Fr. Pierson is certainly older than 40--but let us not digress...


3)  That statement from young Fr. Ratzinger has no magisterial authority.


Why a priest, who has the grave obligation to teach truth and morality to his flock, neglects to mention these points is troubling, to say the least. To try to make the pope appear as a maverick bucking the very authority the Church has given him is shamefully dishonest.


While there is much more that can be refuted in Fr. Pierson's highly-biased adventure in moral relativism, these two statements seem the most glaring to this blogger.  However, Fr. Pierson almost begs for comment with one other point: 


"It was in November of 2005 that I was offended to learn the Vatican had released a document that said gay men cannot be priest because they are, 'seriously obstructed from properly relating to men and women.' (snickers from the audience).  I couldn't believe what I was reading.  I knew that I was gay when I was ordained.  Did that mean that my 21 years of ministry was a mistake?"
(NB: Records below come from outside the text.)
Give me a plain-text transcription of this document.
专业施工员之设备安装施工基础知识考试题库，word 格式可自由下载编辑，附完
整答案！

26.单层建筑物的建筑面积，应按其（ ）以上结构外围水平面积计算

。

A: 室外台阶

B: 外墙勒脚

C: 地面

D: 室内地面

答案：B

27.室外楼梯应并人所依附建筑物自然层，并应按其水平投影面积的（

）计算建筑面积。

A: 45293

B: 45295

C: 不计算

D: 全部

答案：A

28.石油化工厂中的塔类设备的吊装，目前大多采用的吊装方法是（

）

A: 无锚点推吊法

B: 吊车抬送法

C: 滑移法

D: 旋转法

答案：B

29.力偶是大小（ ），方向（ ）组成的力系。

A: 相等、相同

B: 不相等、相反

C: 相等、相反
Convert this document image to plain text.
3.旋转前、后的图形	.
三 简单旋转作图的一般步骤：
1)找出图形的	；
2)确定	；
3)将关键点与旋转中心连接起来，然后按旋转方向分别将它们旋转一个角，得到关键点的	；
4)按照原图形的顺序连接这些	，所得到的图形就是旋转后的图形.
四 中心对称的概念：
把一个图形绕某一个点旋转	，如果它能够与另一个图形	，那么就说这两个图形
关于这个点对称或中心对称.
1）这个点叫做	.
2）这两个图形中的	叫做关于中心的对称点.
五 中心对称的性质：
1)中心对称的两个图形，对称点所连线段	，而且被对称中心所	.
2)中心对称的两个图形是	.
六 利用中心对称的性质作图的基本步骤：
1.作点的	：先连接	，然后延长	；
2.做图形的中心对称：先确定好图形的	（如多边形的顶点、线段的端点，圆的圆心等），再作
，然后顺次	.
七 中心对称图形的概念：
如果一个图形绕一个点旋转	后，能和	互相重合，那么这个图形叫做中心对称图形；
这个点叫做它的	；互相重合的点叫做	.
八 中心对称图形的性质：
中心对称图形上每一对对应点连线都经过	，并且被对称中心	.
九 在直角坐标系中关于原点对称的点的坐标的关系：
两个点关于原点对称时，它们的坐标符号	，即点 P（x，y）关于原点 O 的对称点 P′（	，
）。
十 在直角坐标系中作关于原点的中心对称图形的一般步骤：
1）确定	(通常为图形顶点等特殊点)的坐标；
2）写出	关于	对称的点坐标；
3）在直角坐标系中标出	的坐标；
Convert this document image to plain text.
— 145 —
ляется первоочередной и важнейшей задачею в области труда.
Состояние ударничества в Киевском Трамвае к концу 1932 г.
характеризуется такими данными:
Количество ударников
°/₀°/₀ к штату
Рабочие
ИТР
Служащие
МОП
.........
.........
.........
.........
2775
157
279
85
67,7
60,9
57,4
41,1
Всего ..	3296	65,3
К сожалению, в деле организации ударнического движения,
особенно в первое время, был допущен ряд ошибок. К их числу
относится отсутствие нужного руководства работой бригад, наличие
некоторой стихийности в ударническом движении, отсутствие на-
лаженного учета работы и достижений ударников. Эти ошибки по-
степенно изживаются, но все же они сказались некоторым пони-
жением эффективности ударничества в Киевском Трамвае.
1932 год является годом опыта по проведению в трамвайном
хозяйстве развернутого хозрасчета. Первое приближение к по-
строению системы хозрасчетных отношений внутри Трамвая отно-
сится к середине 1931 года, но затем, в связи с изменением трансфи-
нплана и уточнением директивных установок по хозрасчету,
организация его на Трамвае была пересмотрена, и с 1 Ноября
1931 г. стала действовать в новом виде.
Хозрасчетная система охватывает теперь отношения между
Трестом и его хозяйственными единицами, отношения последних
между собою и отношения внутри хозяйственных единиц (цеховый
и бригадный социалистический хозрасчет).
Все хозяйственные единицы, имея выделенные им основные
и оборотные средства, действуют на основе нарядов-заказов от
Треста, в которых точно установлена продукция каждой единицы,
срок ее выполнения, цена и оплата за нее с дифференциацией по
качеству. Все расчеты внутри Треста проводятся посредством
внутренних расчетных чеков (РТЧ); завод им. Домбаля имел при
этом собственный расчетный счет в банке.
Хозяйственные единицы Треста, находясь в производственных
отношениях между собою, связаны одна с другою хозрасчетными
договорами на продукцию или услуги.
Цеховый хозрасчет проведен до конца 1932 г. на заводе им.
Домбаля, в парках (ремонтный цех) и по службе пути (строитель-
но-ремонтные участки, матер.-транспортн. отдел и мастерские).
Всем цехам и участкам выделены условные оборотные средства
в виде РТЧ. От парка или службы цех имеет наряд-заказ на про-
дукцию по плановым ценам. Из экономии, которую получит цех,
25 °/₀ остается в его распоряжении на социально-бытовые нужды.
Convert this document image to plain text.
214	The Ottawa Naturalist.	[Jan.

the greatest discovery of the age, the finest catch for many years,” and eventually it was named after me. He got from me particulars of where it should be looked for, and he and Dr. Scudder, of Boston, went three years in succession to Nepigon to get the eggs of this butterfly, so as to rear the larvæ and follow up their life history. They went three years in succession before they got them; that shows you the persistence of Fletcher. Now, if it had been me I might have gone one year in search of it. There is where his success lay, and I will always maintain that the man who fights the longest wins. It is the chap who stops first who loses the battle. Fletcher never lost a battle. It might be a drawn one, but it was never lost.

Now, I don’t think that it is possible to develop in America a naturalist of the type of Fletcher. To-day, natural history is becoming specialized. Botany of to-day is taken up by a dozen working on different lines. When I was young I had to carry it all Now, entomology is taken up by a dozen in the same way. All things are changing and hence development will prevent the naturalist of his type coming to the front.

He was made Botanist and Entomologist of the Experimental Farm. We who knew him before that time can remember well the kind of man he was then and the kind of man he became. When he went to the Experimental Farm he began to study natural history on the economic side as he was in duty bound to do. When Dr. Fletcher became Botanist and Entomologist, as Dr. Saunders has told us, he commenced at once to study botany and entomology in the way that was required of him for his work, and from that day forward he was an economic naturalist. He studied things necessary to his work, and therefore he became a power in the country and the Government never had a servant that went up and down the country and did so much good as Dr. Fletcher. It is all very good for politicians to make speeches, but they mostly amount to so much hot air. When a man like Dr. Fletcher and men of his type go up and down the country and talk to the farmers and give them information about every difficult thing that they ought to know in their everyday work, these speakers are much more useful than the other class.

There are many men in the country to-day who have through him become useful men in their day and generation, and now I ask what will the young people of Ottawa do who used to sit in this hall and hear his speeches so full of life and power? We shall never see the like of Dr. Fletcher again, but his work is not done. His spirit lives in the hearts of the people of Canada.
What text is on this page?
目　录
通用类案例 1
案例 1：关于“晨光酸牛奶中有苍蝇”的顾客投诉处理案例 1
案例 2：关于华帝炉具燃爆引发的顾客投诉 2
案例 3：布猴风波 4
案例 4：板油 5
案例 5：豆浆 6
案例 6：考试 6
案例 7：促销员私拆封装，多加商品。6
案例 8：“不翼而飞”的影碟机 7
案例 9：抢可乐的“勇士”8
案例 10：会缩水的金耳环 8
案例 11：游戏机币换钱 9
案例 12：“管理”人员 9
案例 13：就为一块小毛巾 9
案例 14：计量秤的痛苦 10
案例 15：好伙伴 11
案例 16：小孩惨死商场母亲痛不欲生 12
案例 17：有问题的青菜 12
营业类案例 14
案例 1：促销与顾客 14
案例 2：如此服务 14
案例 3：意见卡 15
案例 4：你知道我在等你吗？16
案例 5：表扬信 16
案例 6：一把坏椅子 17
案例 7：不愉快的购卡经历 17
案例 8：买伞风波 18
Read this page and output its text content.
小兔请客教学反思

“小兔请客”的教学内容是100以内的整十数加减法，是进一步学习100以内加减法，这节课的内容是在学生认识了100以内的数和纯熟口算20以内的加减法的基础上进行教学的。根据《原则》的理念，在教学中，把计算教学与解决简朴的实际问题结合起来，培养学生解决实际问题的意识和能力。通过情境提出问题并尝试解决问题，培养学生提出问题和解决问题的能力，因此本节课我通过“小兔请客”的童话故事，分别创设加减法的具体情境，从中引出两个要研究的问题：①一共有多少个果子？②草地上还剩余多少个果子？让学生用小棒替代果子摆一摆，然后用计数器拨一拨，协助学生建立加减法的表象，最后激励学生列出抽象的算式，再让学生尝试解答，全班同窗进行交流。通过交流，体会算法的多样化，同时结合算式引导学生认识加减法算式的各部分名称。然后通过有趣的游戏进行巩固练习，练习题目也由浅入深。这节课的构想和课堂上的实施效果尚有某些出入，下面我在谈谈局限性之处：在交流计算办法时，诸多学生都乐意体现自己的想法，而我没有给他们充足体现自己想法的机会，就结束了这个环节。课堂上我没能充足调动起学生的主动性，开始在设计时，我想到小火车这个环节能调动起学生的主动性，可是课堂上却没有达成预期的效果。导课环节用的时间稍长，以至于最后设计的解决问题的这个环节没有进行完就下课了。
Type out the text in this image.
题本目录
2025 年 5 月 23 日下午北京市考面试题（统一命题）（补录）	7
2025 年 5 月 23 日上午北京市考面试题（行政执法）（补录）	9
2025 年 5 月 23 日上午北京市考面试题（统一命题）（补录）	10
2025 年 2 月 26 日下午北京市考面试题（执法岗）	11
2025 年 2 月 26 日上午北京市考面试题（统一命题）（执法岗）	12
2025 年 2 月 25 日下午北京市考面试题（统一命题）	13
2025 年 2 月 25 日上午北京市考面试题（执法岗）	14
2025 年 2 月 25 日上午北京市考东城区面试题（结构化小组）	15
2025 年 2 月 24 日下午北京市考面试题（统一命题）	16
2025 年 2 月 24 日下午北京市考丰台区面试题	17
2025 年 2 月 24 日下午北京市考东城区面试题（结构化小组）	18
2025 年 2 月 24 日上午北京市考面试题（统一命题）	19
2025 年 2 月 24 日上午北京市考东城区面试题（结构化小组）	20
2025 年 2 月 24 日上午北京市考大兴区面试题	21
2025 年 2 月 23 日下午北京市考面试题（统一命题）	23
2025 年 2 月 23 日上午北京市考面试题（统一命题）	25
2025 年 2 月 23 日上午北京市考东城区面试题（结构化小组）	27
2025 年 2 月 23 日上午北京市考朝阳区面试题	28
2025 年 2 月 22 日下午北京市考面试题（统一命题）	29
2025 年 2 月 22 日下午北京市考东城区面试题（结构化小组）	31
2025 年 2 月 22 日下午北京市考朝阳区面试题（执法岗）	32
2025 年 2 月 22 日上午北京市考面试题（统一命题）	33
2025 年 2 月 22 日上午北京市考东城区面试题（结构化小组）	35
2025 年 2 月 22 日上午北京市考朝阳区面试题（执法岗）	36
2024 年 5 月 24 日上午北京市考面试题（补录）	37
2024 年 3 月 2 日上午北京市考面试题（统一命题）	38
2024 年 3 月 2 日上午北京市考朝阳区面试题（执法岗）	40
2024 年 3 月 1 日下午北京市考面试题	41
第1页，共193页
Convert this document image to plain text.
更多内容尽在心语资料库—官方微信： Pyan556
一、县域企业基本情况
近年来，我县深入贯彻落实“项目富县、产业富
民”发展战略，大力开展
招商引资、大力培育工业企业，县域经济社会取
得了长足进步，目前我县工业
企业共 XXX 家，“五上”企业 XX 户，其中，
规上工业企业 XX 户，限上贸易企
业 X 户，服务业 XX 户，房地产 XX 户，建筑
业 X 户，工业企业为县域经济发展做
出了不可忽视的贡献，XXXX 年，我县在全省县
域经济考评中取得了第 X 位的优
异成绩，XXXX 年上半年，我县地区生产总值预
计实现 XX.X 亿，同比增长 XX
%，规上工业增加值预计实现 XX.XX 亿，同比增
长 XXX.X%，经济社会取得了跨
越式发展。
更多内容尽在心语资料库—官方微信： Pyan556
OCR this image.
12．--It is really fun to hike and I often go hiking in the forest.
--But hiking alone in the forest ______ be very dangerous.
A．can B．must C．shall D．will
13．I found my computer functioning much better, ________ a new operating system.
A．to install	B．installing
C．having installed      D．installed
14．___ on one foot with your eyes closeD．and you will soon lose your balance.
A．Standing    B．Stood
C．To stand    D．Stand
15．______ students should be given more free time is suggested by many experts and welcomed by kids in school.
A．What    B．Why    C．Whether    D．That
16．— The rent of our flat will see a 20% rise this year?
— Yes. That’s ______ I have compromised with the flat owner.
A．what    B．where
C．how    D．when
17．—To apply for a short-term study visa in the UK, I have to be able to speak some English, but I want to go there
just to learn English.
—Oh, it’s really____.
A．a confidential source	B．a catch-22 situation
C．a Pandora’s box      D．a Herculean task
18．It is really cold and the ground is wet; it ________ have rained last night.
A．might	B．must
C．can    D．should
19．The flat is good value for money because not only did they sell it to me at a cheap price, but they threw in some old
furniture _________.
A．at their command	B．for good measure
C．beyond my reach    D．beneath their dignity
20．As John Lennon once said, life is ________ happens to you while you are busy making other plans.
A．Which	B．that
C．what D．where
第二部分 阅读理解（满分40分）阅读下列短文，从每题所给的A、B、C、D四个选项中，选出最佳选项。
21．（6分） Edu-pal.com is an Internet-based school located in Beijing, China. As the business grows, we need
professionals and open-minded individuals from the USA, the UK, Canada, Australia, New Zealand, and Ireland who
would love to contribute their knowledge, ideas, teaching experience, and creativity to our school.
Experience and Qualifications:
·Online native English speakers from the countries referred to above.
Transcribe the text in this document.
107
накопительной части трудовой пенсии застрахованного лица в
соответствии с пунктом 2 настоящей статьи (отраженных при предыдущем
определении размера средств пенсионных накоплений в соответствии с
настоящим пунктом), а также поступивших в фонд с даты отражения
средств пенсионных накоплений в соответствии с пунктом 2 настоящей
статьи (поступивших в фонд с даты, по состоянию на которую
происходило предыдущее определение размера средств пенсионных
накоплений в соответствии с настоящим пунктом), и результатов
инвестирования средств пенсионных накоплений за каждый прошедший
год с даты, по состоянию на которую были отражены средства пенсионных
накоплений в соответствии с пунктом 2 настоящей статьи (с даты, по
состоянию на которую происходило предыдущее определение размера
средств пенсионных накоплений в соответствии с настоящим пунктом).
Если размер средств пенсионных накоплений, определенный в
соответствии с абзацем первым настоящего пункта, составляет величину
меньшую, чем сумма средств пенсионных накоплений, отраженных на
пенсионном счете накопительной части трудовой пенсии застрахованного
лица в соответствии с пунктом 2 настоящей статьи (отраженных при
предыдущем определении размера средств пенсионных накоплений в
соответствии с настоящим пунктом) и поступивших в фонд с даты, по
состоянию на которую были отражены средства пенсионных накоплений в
With all due respect to the priesthood, with nothing but reverence for the sacred office of the priesthood, it must be said:


YES FATHER.  
YOUR 21 YEARS OF MINISTRY 
COULD BE A MISTAKE.  
A HUGE MISTAKE.


If you are not teaching the truths of the Church, you are abusing your sacred vows and duties as a priest.  If you are mocking the teaching authority of the Church, you are abusing your office as priest.  If you are ignoring the reality of original sin and misleading people with unnatural sexual orientations to believe that they can persist in sin and be all right with God, you are assisting the devil in bringing souls to eternal perdition.


The most hopeful thing about this video presentation is when the camera pans the audience:  A largely geriatric crowd, typical of those who embrace the dying, "liberal Catholic" agenda.  Biology will solve that problem.  But this should, by no means make us feel any better either.  What of their souls?  Will no one teach them the truth before it is too late?


Fr.  Pierson, God bless him, is not shepherding these people.  He is doing grave harm to them, to himself and to the reputation of the priesthood.  May he find the truth before it is too late.